Youtube Shorts is not TikTok
On the earnings call, Sundar Pichai says: "With respect to YouTube, people continue to find all types of informational content, from educational videos to podcasts. In fact, according to a recent study conducted by Ipsos, 77% of respondents say they used YouTube during 2020 to learn a new skill."
It’s interesting to hear Schindler acknowledge Youtube being more than a video platform. Users listen to podcasts and music (think: Youtube Music).
Notice how Schindler calls out Shorts:
"YouTube Shorts continues to gain popularity with over 6.5 billion daily views as of March, up from 3.5 billion at the end of 2020."

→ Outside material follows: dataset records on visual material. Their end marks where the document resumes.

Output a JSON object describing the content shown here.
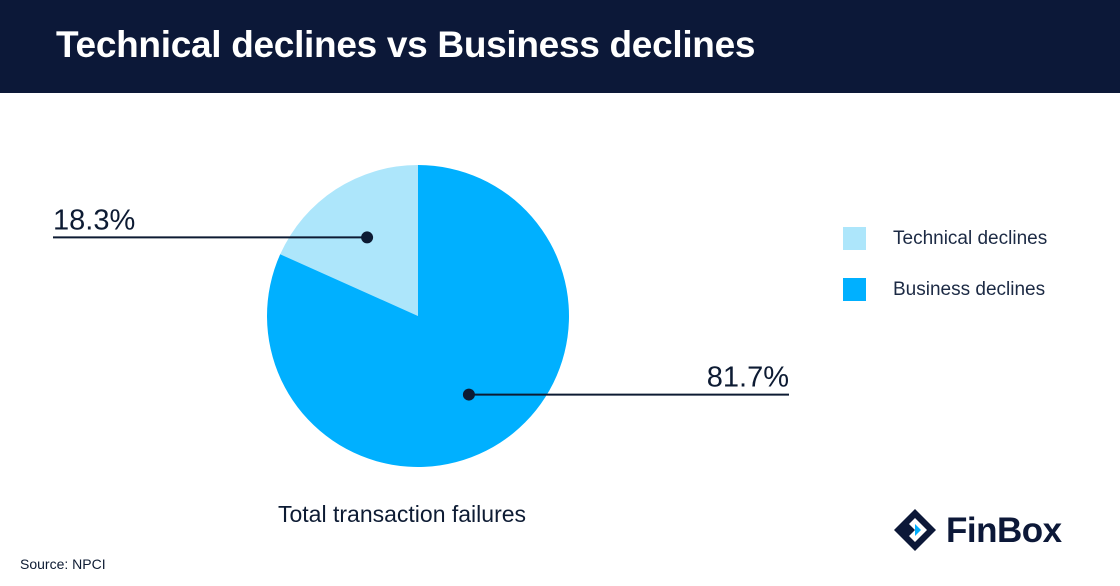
{
  "header": {
    "title": "Technical declines vs Business declines"
  },
  "chart_data": {
    "type": "pie",
    "categories": [
      "Technical declines",
      "Business declines"
    ],
    "values": [
      18.3,
      81.7
    ],
    "value_labels": [
      "18.3%",
      "81.7%"
    ],
    "colors": [
      "#ade6fb",
      "#00b0ff"
    ],
    "caption": "Total transaction failures",
    "legend_placement": "right"
  },
  "legend": {
    "items": [
      {
        "label": "Technical declines",
        "color": "#ade6fb"
      },
      {
        "label": "Business declines",
        "color": "#00b0ff"
      }
    ]
  },
  "footer": {
    "source": "Source: NPCI"
  },
  "brand": {
    "name": "FinBox",
    "icon": "finbox-logo-icon"
  }
}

That’s not a coincidence. TikTok is the biggest competitor to Youtube, but Shorts are move of a copy of Instagram Stories. TikTok, however, works differently. Youtube Shorts are an extension of the core product. Users don’t sign up on Youtube to create Shorts. It’s a way for Youtubers to engage their audience with a short format (literally the name of the product).
On Tik Tok, short videos are the product. But that’s not all: Tik Tok creators remix other videos. They create and evolve memes. It’s almost bi-directional communication. That’s why popular songs are made on Tik Tok, not Youtube Shorts. Creating Shorts makes only sense when you already have a big user base on Youtube. Shorts are a content commodity feature.
On the call, Pichai mentions: "Third, we continue to deliver helpful innovations to enable hybrid work with Google Workspace. This includes digital tools for front-line workers like nurses and retail store workers, as well as new security offerings. These innovations have helped grow our revenue per seat and the number of seats in the last quarter. Workspace is being adopted by customers, including [Indecipherable] in healthcare, Sun Life in financial services and Airbus in manufacturing and aviation."
As digitization marches on, Google wants reserve a seat at the productivity table for the next industry. Software and knowledge workers were an easy target, but the market becomes increasingly saturated. Where else do you find highly productive teams? Healthcare, hospitality, and logistics. It’s no coincidence that Atlassian announced a Jira product for non-software workers.
From a Growth perspective, we have to ask ourselves what acquisition channels we can use as productivity moves beyond software teams.